第13章:债清了

    开局退婚,带五个妹妹囤粮吃肉 作者:佚名
    第13章:债清了
    陈锋声音不大,却冷得像冰碴子。
    “你鬆手,杀人啦!”二赖子在雪里扑腾著,嘴里连续吃了好几口雪。
    “谁给你的胆子,来动我妹妹?”陈锋手上猛地用力,话音落下的同时,
    咔吧声响起。
    简直是一声惨叫。
    陈锋把二赖子的关节卸了。
    “啊——断了断了,陈爷,陈祖宗,我错了,是王媒婆她带的路。”二赖子疼得鼻涕眼泪一大把,毫不犹豫地把人卖了。
    听到这话,陈锋鬆开手,像扔垃圾一样把二赖子甩到一边。
    然后转过身,目光落在那位早就嚇得贴在墙根,瑟瑟发抖的王媒婆身上。
    “王婶子。”陈锋甚至还露出了一丝微笑,只是那笑容在王媒婆看来比阎王爷还恐怖,“你刚才说我回不来了?”
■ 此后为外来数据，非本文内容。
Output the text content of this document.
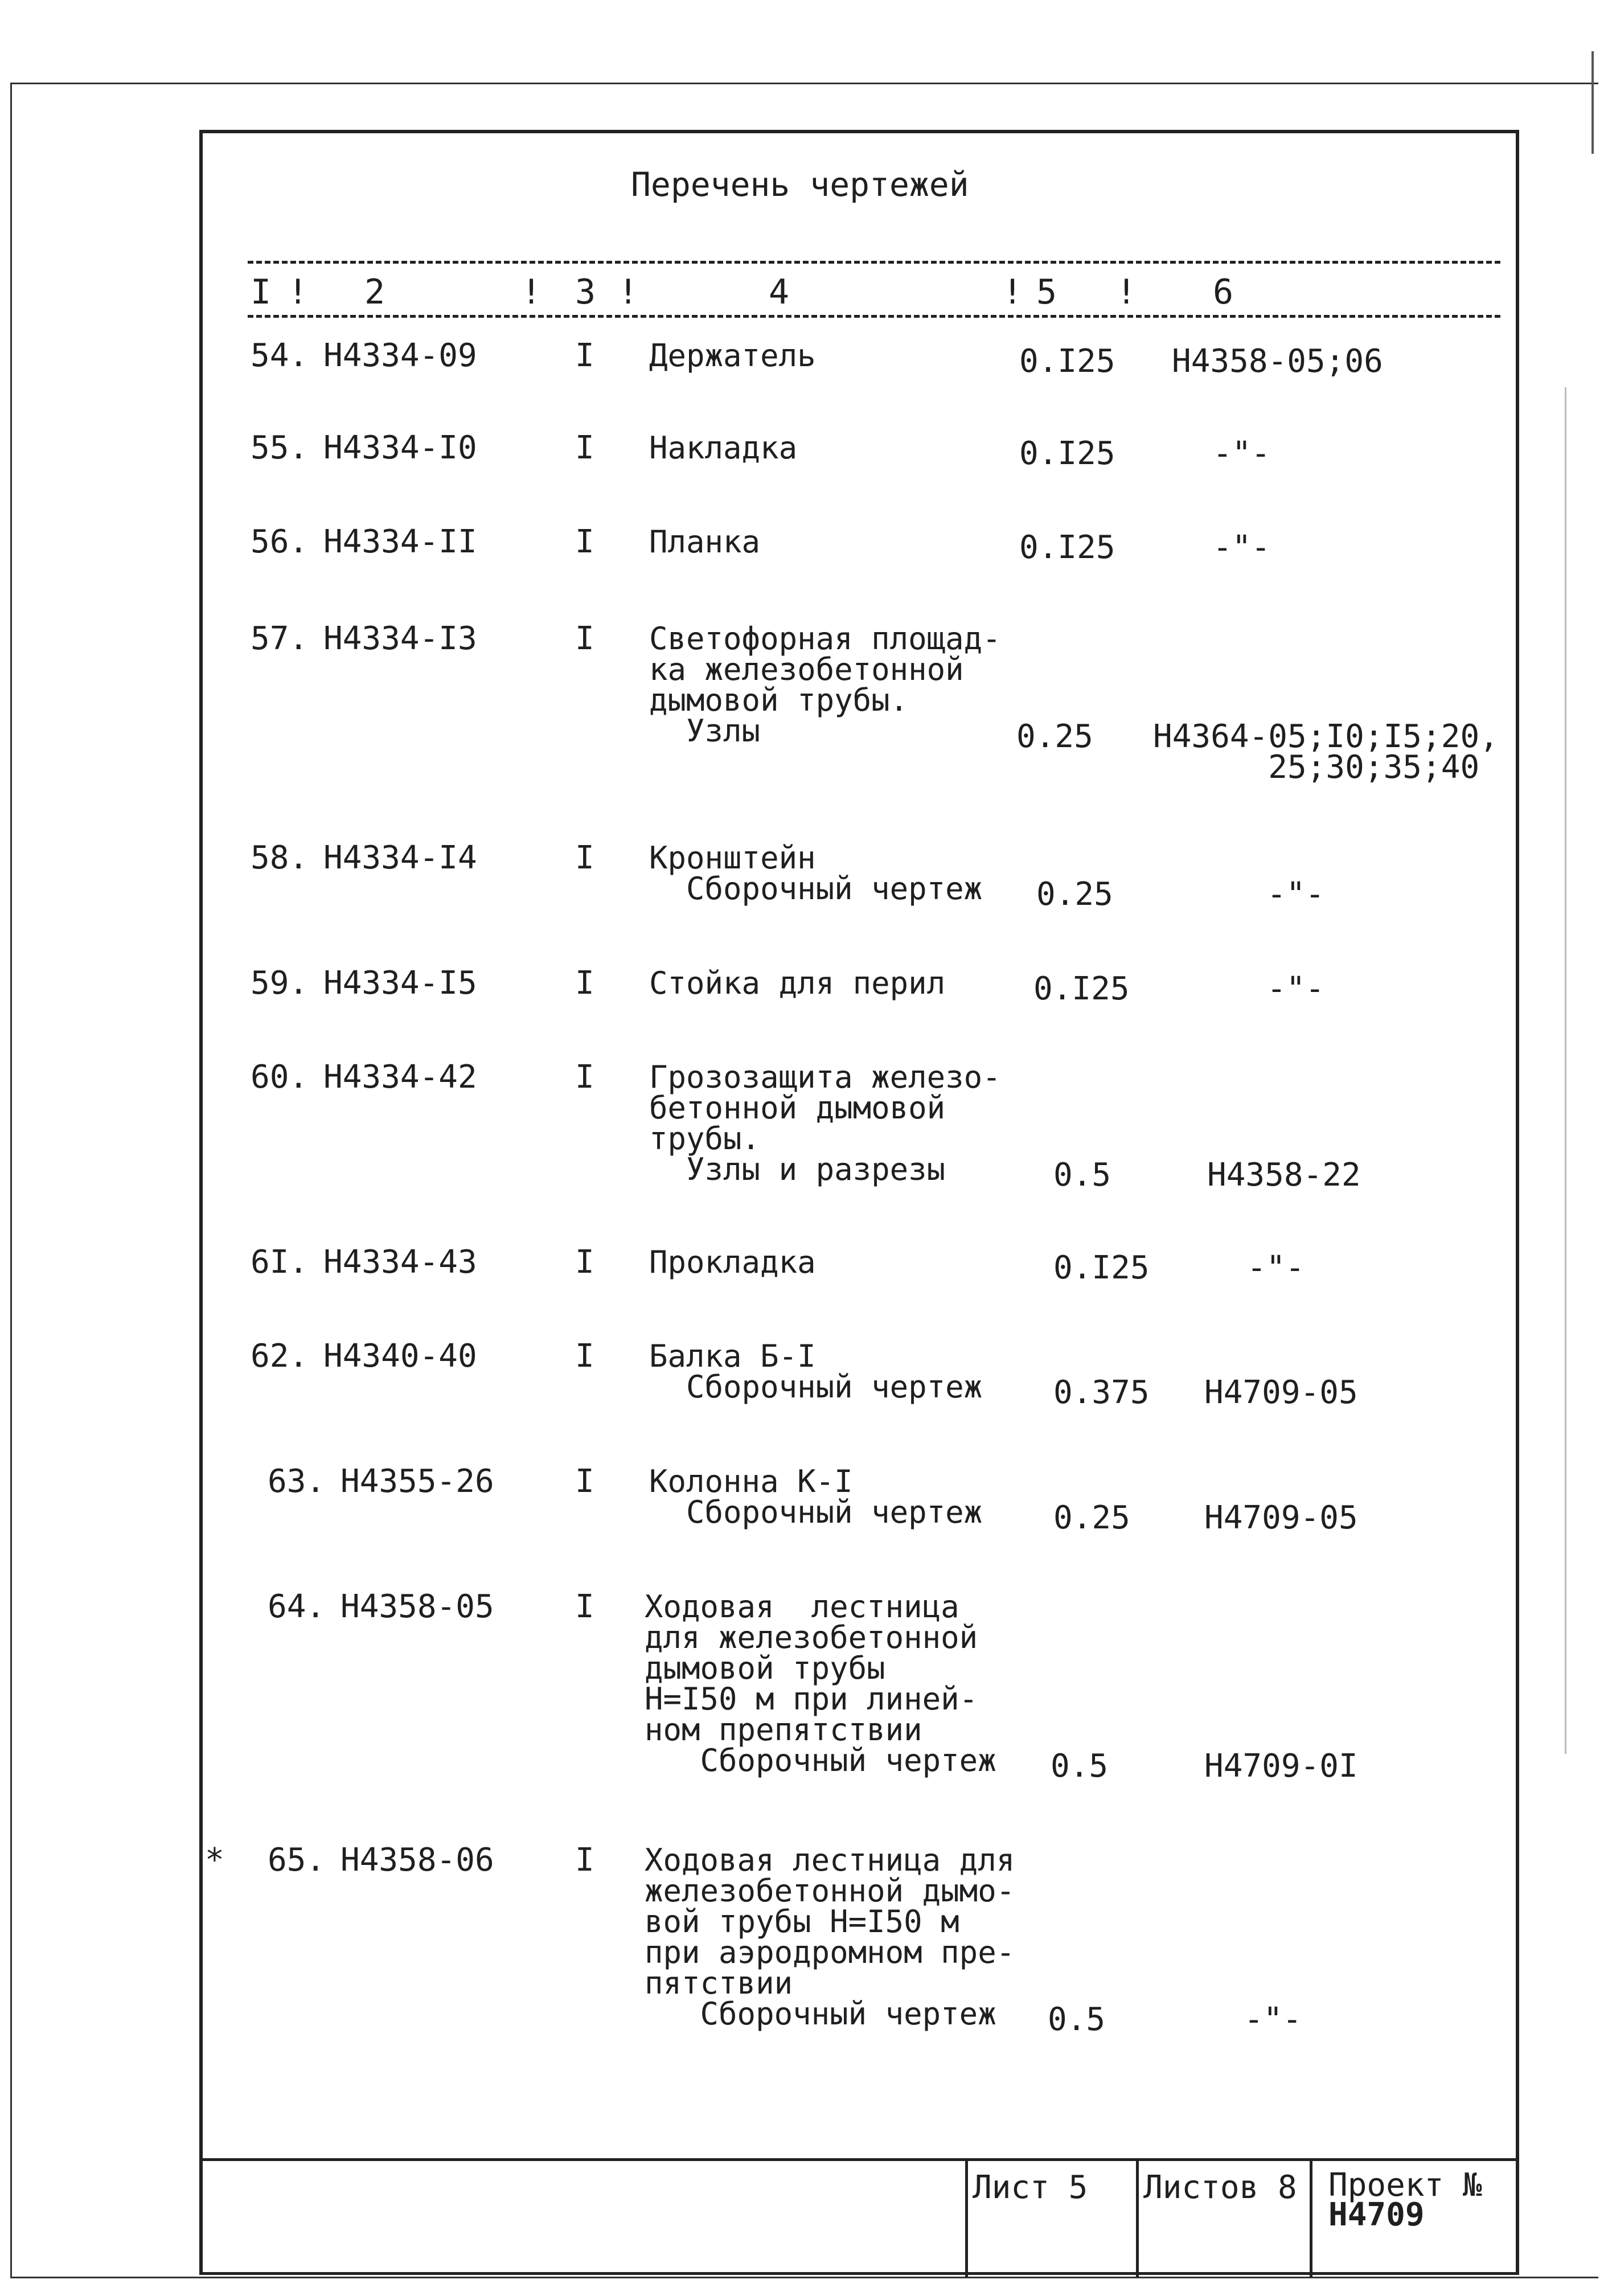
Перечень чертежей
I	2	3	4	5	6
!	! !	!	!
54. H4334-09	I Держатель	0.I25 H4358-05;06
55. H4334-I0	I Накладка	0.I25	-"-
56. H4334-II	I Планка	0.I25	-"-
57. H4334-I3	I Светофорная площад-
ка железобетонной
дымовой трубы.
Узлы	0.25 H4364-05;I0;I5;20,
25;30;35;40
58. H4334-I4	I Кронштейн
Сборочный чертеж 0.25	-"-
59. H4334-I5	I Стойка для перил	0.I25	-"-
60. H4334-42	I Грозозащита железо-
бетонной дымовой
трубы.
Узлы и разрезы	0.5	H4358-22
6I. H4334-43	I Прокладка	0.I25	-"-
62. H4340-40	I Балка Б-I
Сборочный чертеж 0.375 H4709-05
63. H4355-26	I Колонна К-I
Сборочный чертеж 0.25 H4709-05
64. H4358-05	I Ходовая  лестница
для железобетонной
дымовой трубы
H=I50 м при линей-
ном препятствии
Сборочный чертеж 0.5	H4709-0I
* 65. H4358-06	I Ходовая лестница для
железобетонной дымо-
вой трубы H=I50 м
при аэродромном пре-
пятствии
Сборочный чертеж 0.5	-"-
Лист 5 Листов 8 Проект №
H4709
    “没,没有的事儿。”王媒婆连忙摇头,脸上强挤出一丝比哭还难看的笑,
    “我是说你吉人自有天相,那个,既然你回来了,那这事儿就算了,算了。”
    说著就要溜。
    “站住。”
    陈锋出声喝住了她。
    “事儿不能算,欠债还钱天经地义。”
    说著,伸手从怀里掏出那一沓还没捂热乎的大团结。
    陈锋慢条斯理地数出五张,走到王媒婆面前。
    “这是五十块。拿著钱去告诉那个瘸子这门亲事黄了,以后要是再敢打我陈家人的主意……”
    说著,陈锋手中的侵刀猛地向下一插!
    “咄!”
    刀尖紧贴著王媒婆的鞋尖,深深地没入冻土之中,直没至柄。
    “这把刀,下次插的可就不是土了。”
    看著脚尖前的刀,王媒婆两眼一翻,差点嚇昏过去。
    连忙伸手哆哆嗦嗦地接过钱,连个屁都不敢放,转身就跑,
    那速度跑起来比兔子还快。
    二赖子那帮人见势不妙,也都捂著手腕,灰溜溜地跟著跑了。
    原本喧闹的院子,瞬间安静了下来。
    陈锋拔出刀在鞋底蹭了蹭泥土,收刀入鞘。
    深吸一口气,收敛了那一身骇人的煞气,换上了一副温和的面孔。
    他转身,推开了那扇摇摇欲坠的木门。
    “云子,霞子,开门。”
    **
    屋內,五个妹妹还保持著刚才的姿势,呆呆地看著门口。
    直到陈锋走进来,把那个沉甸甸的大布兜子放在炕上,她们才缓过神来。
    “哥。”
    二妹陈霞第一个衝上来,扔掉手里的铁鉤子抱住陈锋的胳膊,眼泪止不住地往下流,“你嚇死我了,我还以为,还以为你真的……”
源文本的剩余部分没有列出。